Canadian-led research on a procedure to remove blood clots could be a game changer in stroke treatment.

Blood clots are characteristic of strokes, like the one that well-known technology expert Carmi Levy of Voices.com survived.

"It has fundamentally changed the way I live," he says. "It forces you to realize that everything you have can be taken away, just in an absolute instant."

An injury to his carotid artery in a biking accident produced clots that went into his brain.

"Once I kind of put two and two and two together - paralysis on the right side, non-verbal - I knew instantaneously I was having a stroke."

And while his case is rare, strokes are not. Every 10 minutes one person in Canada has a stroke.

While advances in medical technology mean fewer people are dying, the troubling fact remains a growing number of younger Canadians are experiencing the condition.

But new Canadian research is offering hope through a new clot retrieval process called endovascular treatment.

London was one of 22 test sites for the procedure under the direction of neurologist Dr.
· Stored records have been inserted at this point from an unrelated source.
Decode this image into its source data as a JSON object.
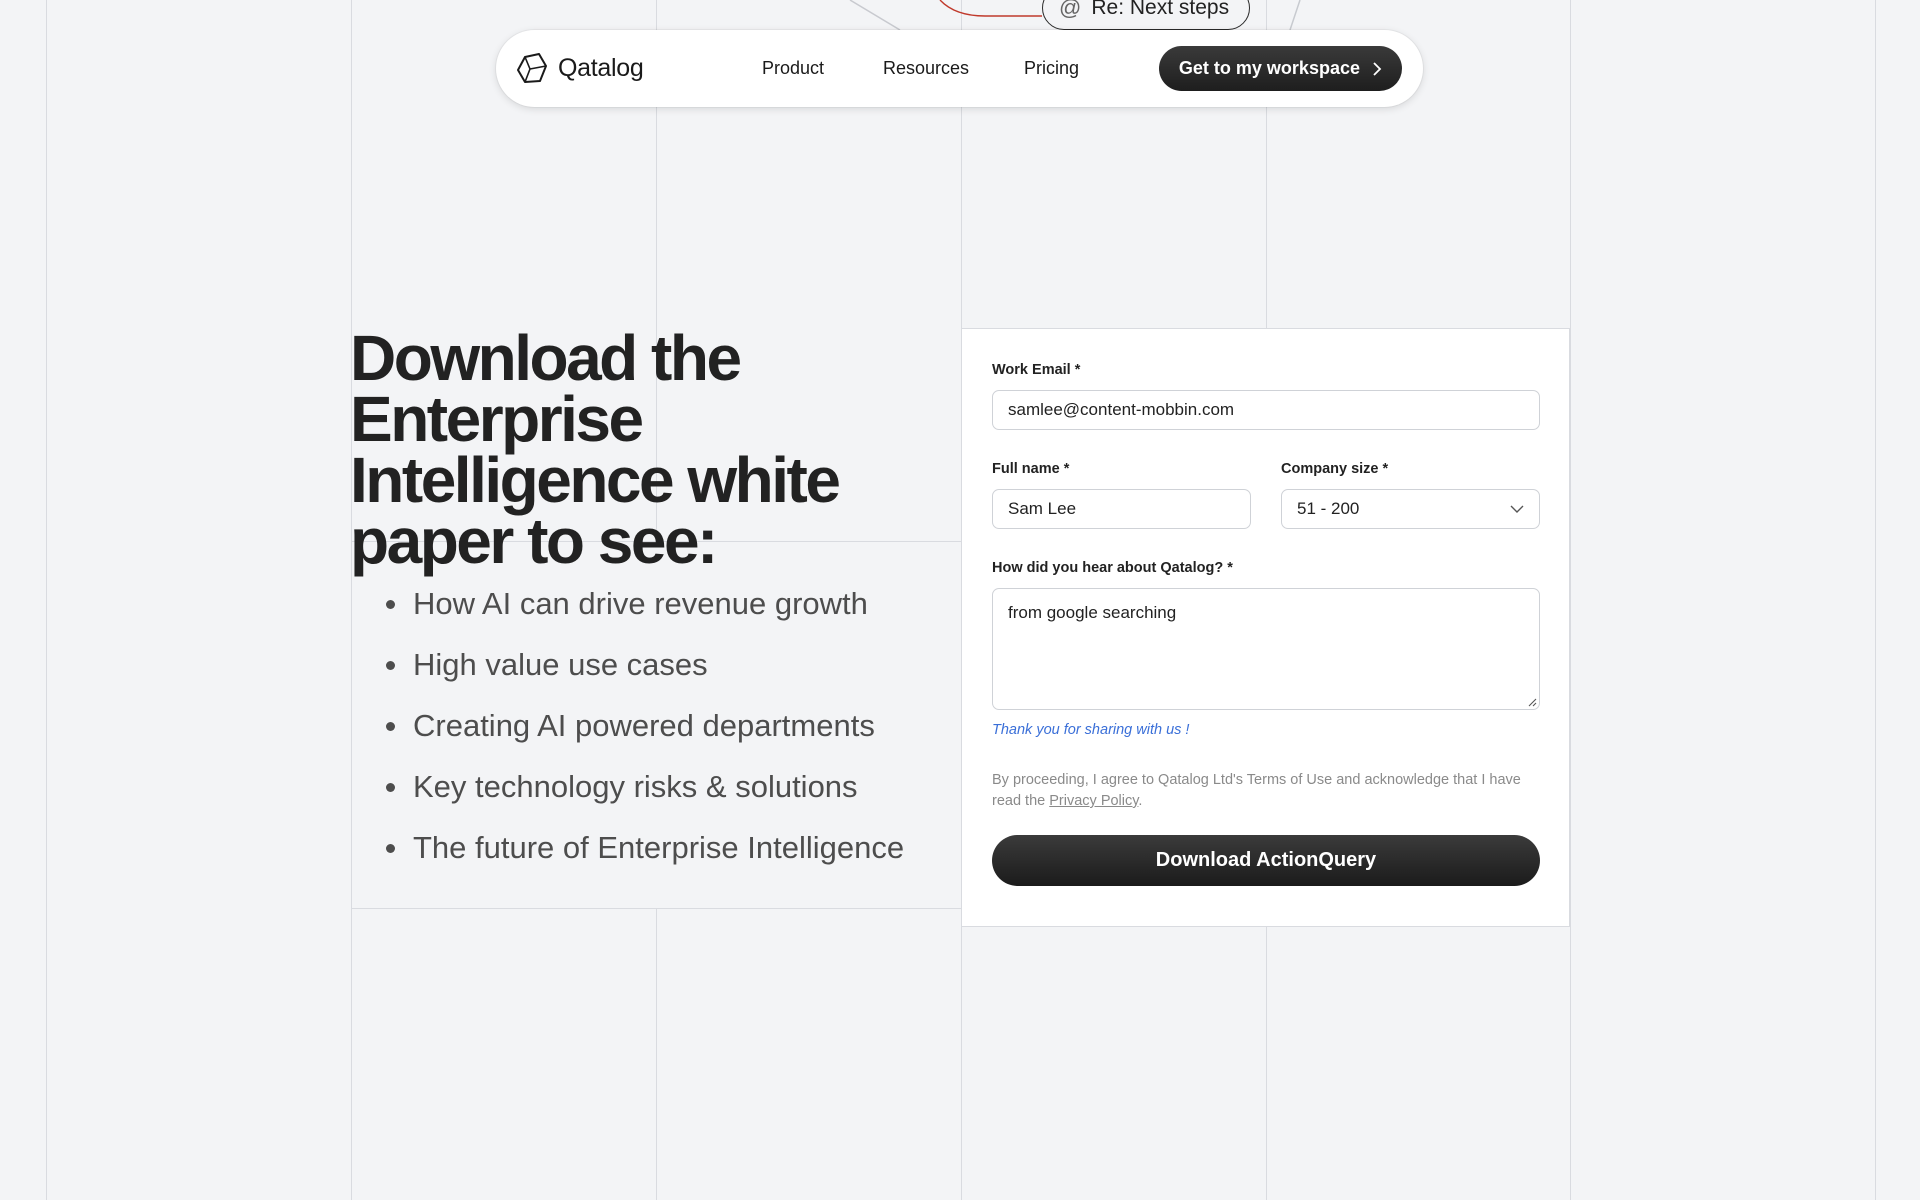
{
  "decoration": {
    "email_chip_text": "Re: Next steps",
    "icon": "at-sign-icon"
  },
  "nav": {
    "brand": "Qatalog",
    "links": [
      "Product",
      "Resources",
      "Pricing"
    ],
    "cta_label": "Get to my workspace",
    "cta_icon": "chevron-right-icon"
  },
  "hero": {
    "title": "Download the Enterprise Intelligence white paper to see:",
    "bullets": [
      "How AI can drive revenue growth",
      "High value use cases",
      "Creating AI powered departments",
      "Key technology risks & solutions",
      "The future of Enterprise Intelligence"
    ]
  },
  "form": {
    "email_label": "Work Email *",
    "email_value": "samlee@content-mobbin.com",
    "name_label": "Full name *",
    "name_value": "Sam Lee",
    "company_label": "Company size *",
    "company_value": "51 - 200",
    "hear_label": "How did you hear about Qatalog? *",
    "hear_value": "from google searching",
    "thanks_note": "Thank you for sharing with us !",
    "legal_text": "By proceeding, I agree to Qatalog Ltd's Terms of Use and acknowledge that I have read the ",
    "legal_link": "Privacy Policy",
    "legal_end": ".",
    "submit_label": "Download ActionQuery"
  },
  "colors": {
    "accent_dark": "#1f1f1f",
    "link_blue": "#3a6fd8",
    "background": "#f3f4f6"
  }
}
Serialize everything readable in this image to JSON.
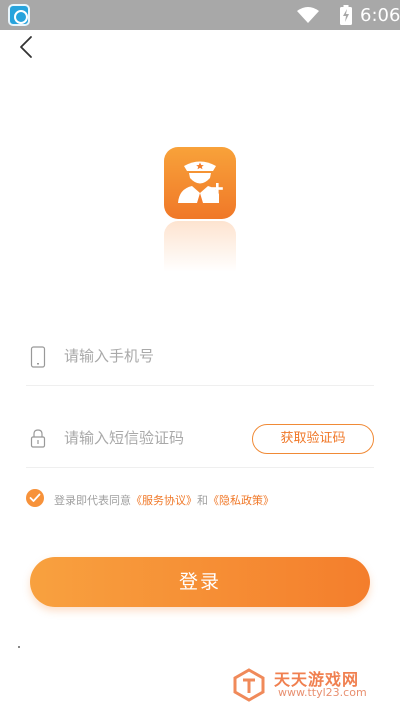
{
  "status_bar": {
    "time": "6:06",
    "app_icon": "app-notification-icon",
    "wifi_icon": "wifi-icon",
    "battery_icon": "battery-charging-icon"
  },
  "header": {
    "back_icon": "chevron-left-icon"
  },
  "logo": {
    "icon": "police-officer-add-icon",
    "accent": "#f47e2c"
  },
  "form": {
    "phone": {
      "placeholder": "请输入手机号",
      "value": "",
      "icon": "phone-icon"
    },
    "code": {
      "placeholder": "请输入短信验证码",
      "value": "",
      "icon": "lock-icon"
    },
    "get_code_label": "获取验证码"
  },
  "agreement": {
    "checked": true,
    "prefix": "登录即代表同意",
    "terms_link": "《服务协议》",
    "and": "和",
    "privacy_link": "《隐私政策》"
  },
  "login_label": "登录",
  "watermark": {
    "title": "天天游戏网",
    "url": "www.ttyl23.com"
  },
  "colors": {
    "primary": "#f47e2c",
    "primary_light": "#f8a13f",
    "placeholder": "#a9a9a9"
  }
}
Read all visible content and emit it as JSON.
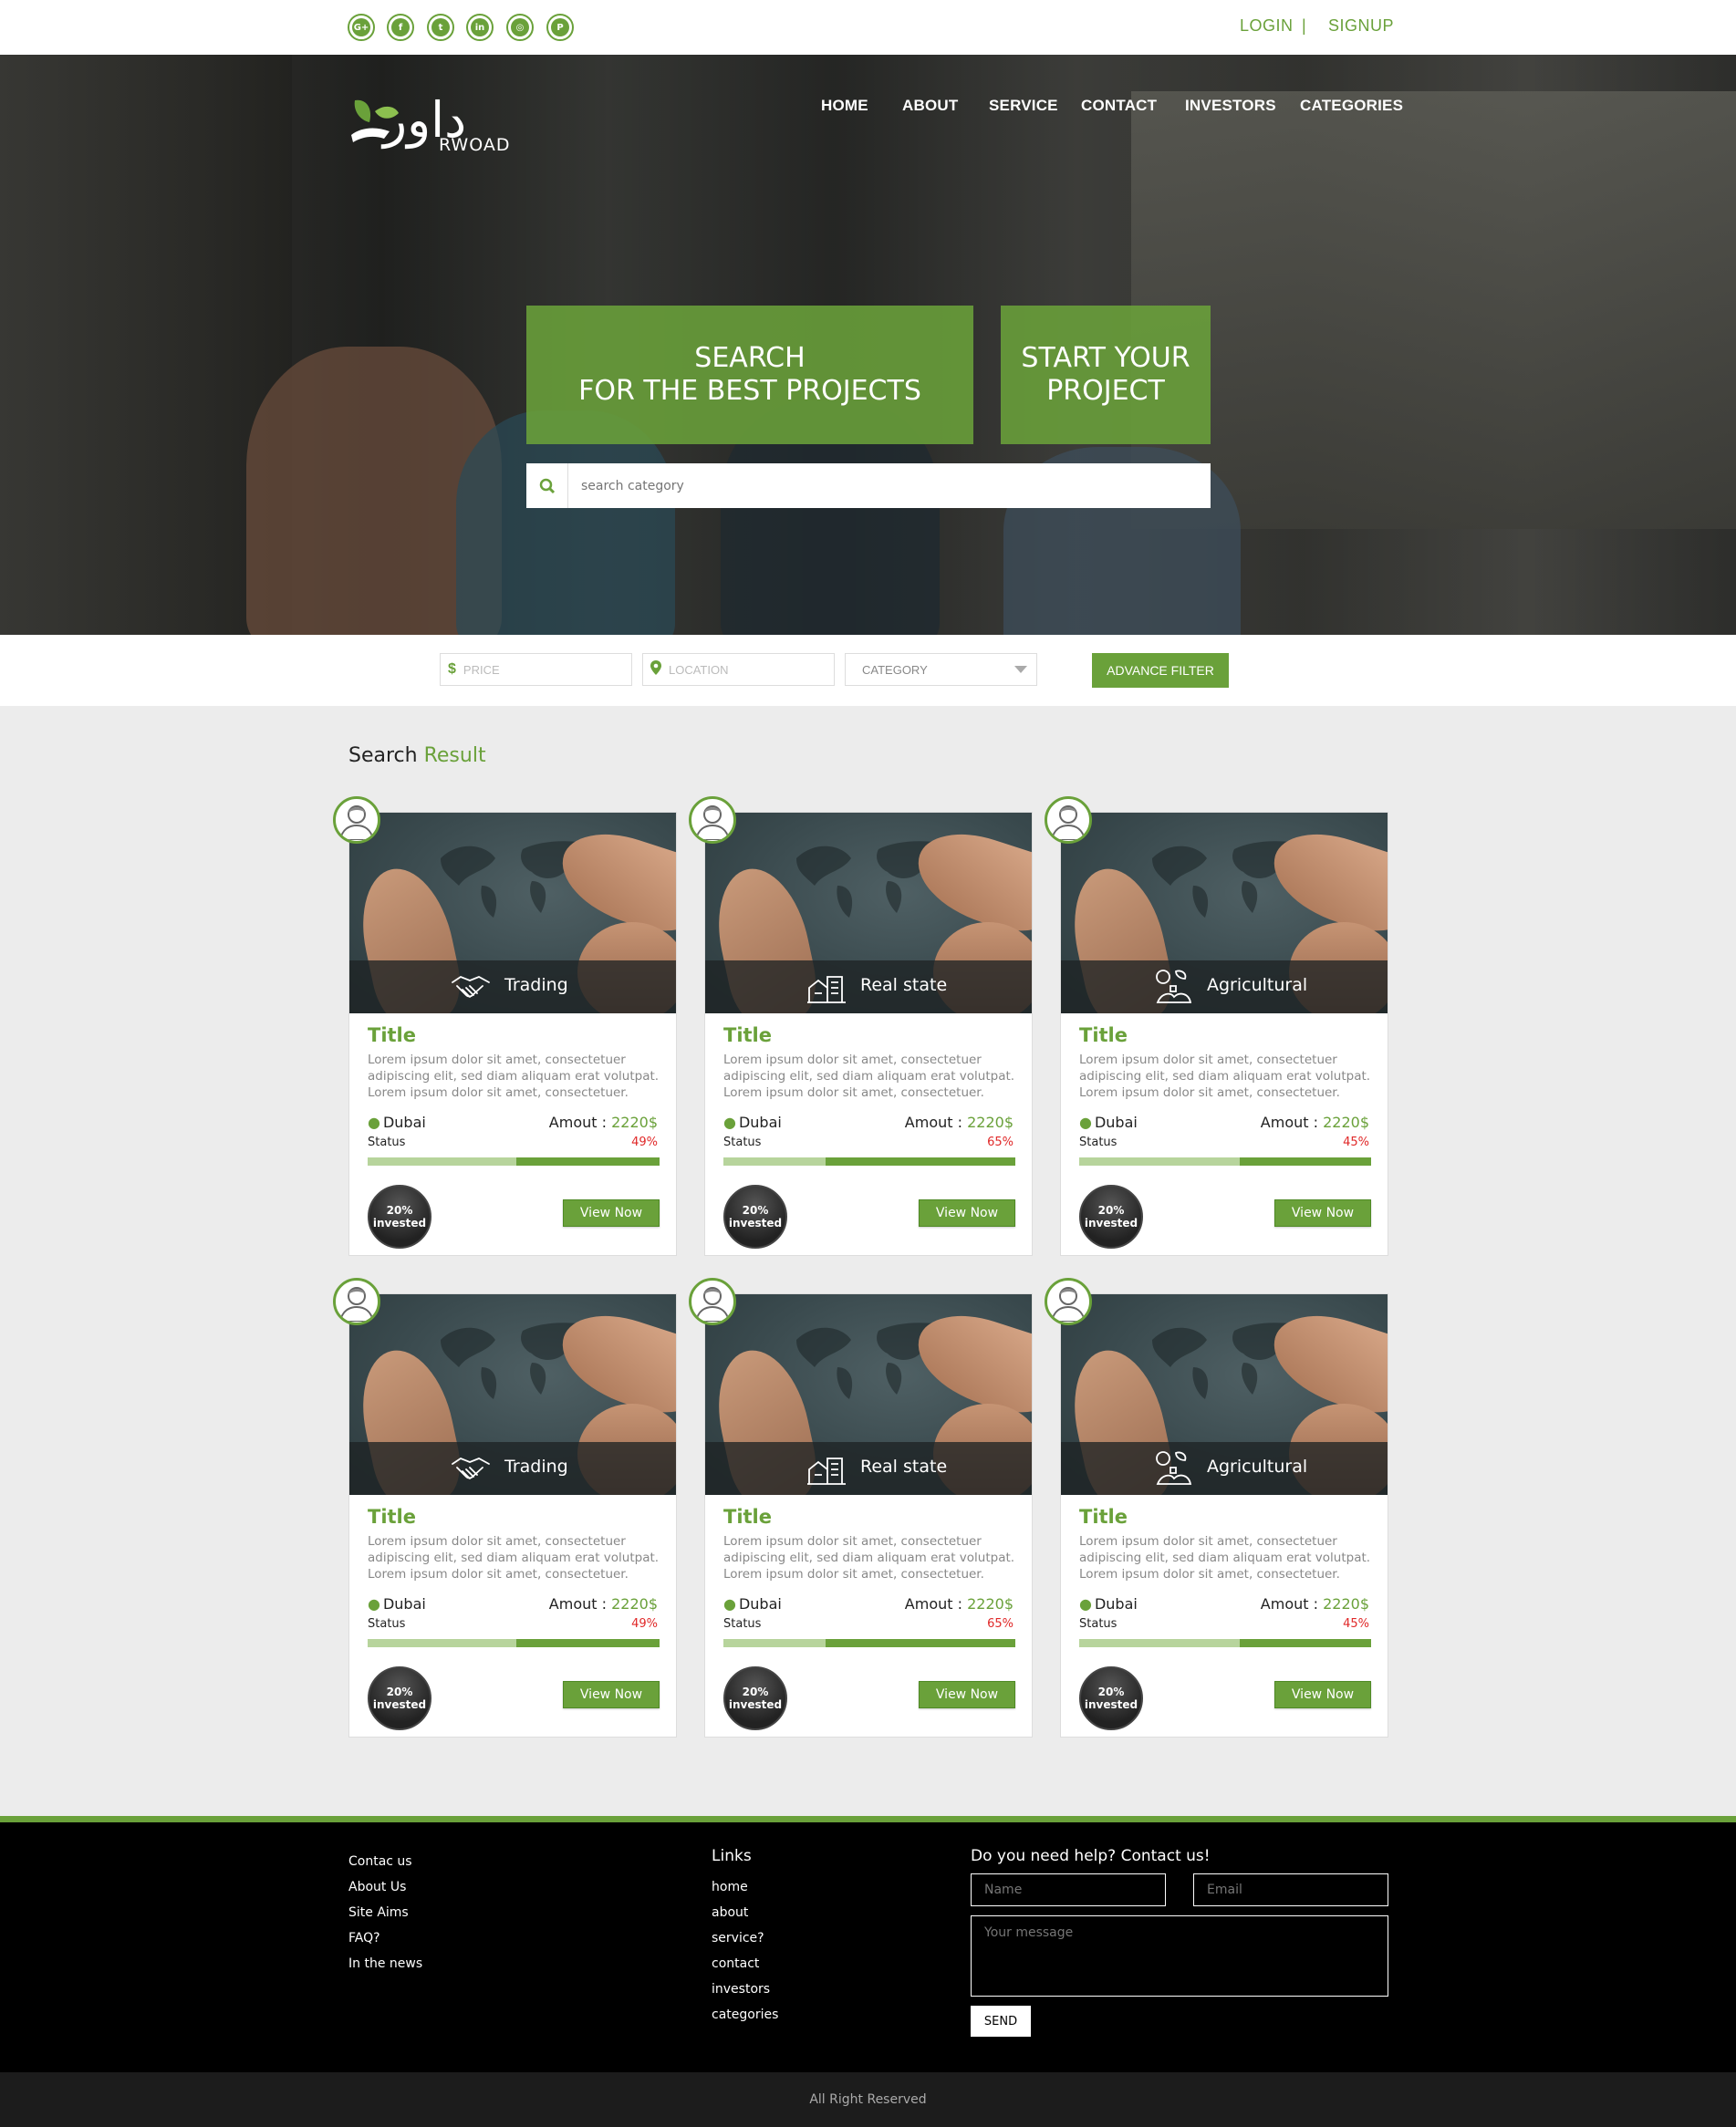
{
  "brand": {
    "name_ar": "داور",
    "name_en": "RWOAD"
  },
  "topbar": {
    "social": [
      {
        "icon": "google-plus-icon",
        "glyph": "G+"
      },
      {
        "icon": "facebook-icon",
        "glyph": "f"
      },
      {
        "icon": "twitter-icon",
        "glyph": "t"
      },
      {
        "icon": "linkedin-icon",
        "glyph": "in"
      },
      {
        "icon": "instagram-icon",
        "glyph": "◎"
      },
      {
        "icon": "pinterest-icon",
        "glyph": "P"
      }
    ],
    "login": "LOGIN",
    "separator": "|",
    "signup": "SIGNUP"
  },
  "nav": [
    "HOME",
    "ABOUT",
    "SERVICE",
    "CONTACT",
    "INVESTORS",
    "CATEGORIES"
  ],
  "hero": {
    "search_line1": "SEARCH",
    "search_line2": "FOR THE BEST PROJECTS",
    "start_line1": "START YOUR",
    "start_line2": "PROJECT",
    "search_placeholder": "search category"
  },
  "filters": {
    "price_placeholder": "PRICE",
    "location_placeholder": "LOCATION",
    "category": "CATEGORY",
    "advance_button": "ADVANCE FILTER"
  },
  "results": {
    "title_part1": "Search",
    "title_part2": "Result",
    "cards": [
      {
        "category": "Trading",
        "title": "Title",
        "desc": "Lorem ipsum dolor sit amet, consectetuer adipiscing elit, sed diam aliquam erat volutpat. Lorem ipsum dolor sit amet, consectetuer.",
        "location": "Dubai",
        "amount_label": "Amout :",
        "amount": "2220$",
        "status_label": "Status",
        "percent": "49%",
        "progress": 0.49,
        "invested_pct": "20%",
        "invested_label": "invested",
        "button": "View Now"
      },
      {
        "category": "Real state",
        "title": "Title",
        "desc": "Lorem ipsum dolor sit amet, consectetuer adipiscing elit, sed diam aliquam erat volutpat. Lorem ipsum dolor sit amet, consectetuer.",
        "location": "Dubai",
        "amount_label": "Amout :",
        "amount": "2220$",
        "status_label": "Status",
        "percent": "65%",
        "progress": 0.65,
        "invested_pct": "20%",
        "invested_label": "invested",
        "button": "View Now"
      },
      {
        "category": "Agricultural",
        "title": "Title",
        "desc": "Lorem ipsum dolor sit amet, consectetuer adipiscing elit, sed diam aliquam erat volutpat. Lorem ipsum dolor sit amet, consectetuer.",
        "location": "Dubai",
        "amount_label": "Amout :",
        "amount": "2220$",
        "status_label": "Status",
        "percent": "45%",
        "progress": 0.45,
        "invested_pct": "20%",
        "invested_label": "invested",
        "button": "View Now"
      },
      {
        "category": "Trading",
        "title": "Title",
        "desc": "Lorem ipsum dolor sit amet, consectetuer adipiscing elit, sed diam aliquam erat volutpat. Lorem ipsum dolor sit amet, consectetuer.",
        "location": "Dubai",
        "amount_label": "Amout :",
        "amount": "2220$",
        "status_label": "Status",
        "percent": "49%",
        "progress": 0.49,
        "invested_pct": "20%",
        "invested_label": "invested",
        "button": "View Now"
      },
      {
        "category": "Real state",
        "title": "Title",
        "desc": "Lorem ipsum dolor sit amet, consectetuer adipiscing elit, sed diam aliquam erat volutpat. Lorem ipsum dolor sit amet, consectetuer.",
        "location": "Dubai",
        "amount_label": "Amout :",
        "amount": "2220$",
        "status_label": "Status",
        "percent": "65%",
        "progress": 0.65,
        "invested_pct": "20%",
        "invested_label": "invested",
        "button": "View Now"
      },
      {
        "category": "Agricultural",
        "title": "Title",
        "desc": "Lorem ipsum dolor sit amet, consectetuer adipiscing elit, sed diam aliquam erat volutpat. Lorem ipsum dolor sit amet, consectetuer.",
        "location": "Dubai",
        "amount_label": "Amout :",
        "amount": "2220$",
        "status_label": "Status",
        "percent": "45%",
        "progress": 0.45,
        "invested_pct": "20%",
        "invested_label": "invested",
        "button": "View Now"
      }
    ]
  },
  "footer": {
    "col1": [
      "Contac us",
      "About Us",
      "Site Aims",
      "FAQ?",
      "In the news"
    ],
    "links_heading": "Links",
    "links": [
      "home",
      "about",
      "service?",
      "contact",
      "investors",
      "categories"
    ],
    "contact_heading": "Do you need help? Contact us!",
    "name_placeholder": "Name",
    "email_placeholder": "Email",
    "message_placeholder": "Your message",
    "send": "SEND",
    "copyright": "All Right Reserved"
  },
  "colors": {
    "accent": "#6aa13a",
    "dark": "#000000",
    "alert": "#e02828"
  }
}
Jennifer Mandzia.

She says, "85 per cent of patients who have a stroke are the blockage type, within that that's about 30 per cent that have a clot in the artery that we could go in and retrieve that clot."

With the procedure, positive outcomes increased from 30 per cent to 50 per cent.

The mortality rate dropped from two in 10 patients receiving standard therapy to one in 10 - a 50 per cent reduction with endovascular treatment.

"I believe it is a game changer. This was a study, so we have to replicate this in real life, but I think it's one of the biggest advances we've had in stroke care in the last 20 years," Mandzia says.

Levy is now in good health and sharing his story, and his gratitude for advances in stroke technology.

"I can't say enough that I'm living proof that technology makes a massive difference."